NEW ORLEANS (AP) — He was spared the death penalty by the U.S. Supreme Court in a landmark 2008 decision. Now a man convicted in the 1998 rape of his 8-year-old stepdaughter wants a federal appeals court in New Orleans to uphold a ruling that could lead to his freedom — or a new trial.
A three-judge panel of the 5th U.S. Circuit Court of Appeals on Thursday heard arguments on whether there was gender discrimination in the selection of grand jury leaders when Patrick Kennedy was indicted in Jefferson Parish, a New Orleans suburb. The panel did not say when it would rule.
Kennedy, who has said he didn't commit the crime, once faced execution. But, his case led to a 5-4 Supreme Court ruling that death sentences for child rape were unconstitutional.
That decision invalidated laws in five states that allowed executions in child rape cases. It drew criticism at the time from Republican Gov. Bobby Jindal and then-Sen. Barack Obama, running for the Democratic presidential nomination.
Kennedy was resentenced to life in prison in January 2009, at age 44. He has continued to fight his conviction, moving to federal courts after failing at the state level.
In October 2013, U.S. District Judge Helen Berrigan rejected numerous arguments by the defense but agreed on one key point: that there was sufficient evidence proving that when Jefferson Parish judges selected people to serve as foremen or forewomen of a grand jury, women were too often passed over.
That led to Thursday's arguments at the 5th Circuit.
Although the case involved the emotional issue of a child's rape and trial testimony had included gruesome evidence of the girl's injuries, Thursday's arguments centered largely on dry statistical arguments as to whether the number of grand jury foremen and forewomen cited in the defense arguments were drawn from a statistically significant number of grand jury panels.
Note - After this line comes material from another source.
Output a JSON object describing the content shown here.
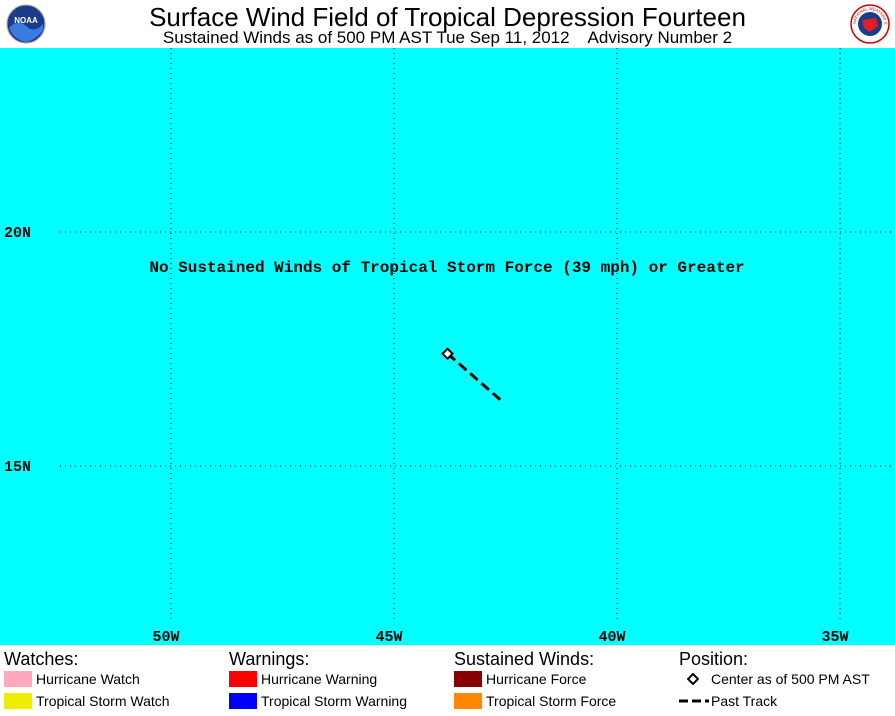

"It reminds me of the old very famous book, 'How to Lie With Statistics,'" Judge Jacques Wiener remarked.
Berrigan's 2013 order called for Kennedy's release or reindictment within six months. However, she agreed to a delay in carrying out her order pending the appeal, citing the violent nature of the crime and the "significant incentive" Kennedy would have to flee to avoid a life sentence, if he were released pending a new trial.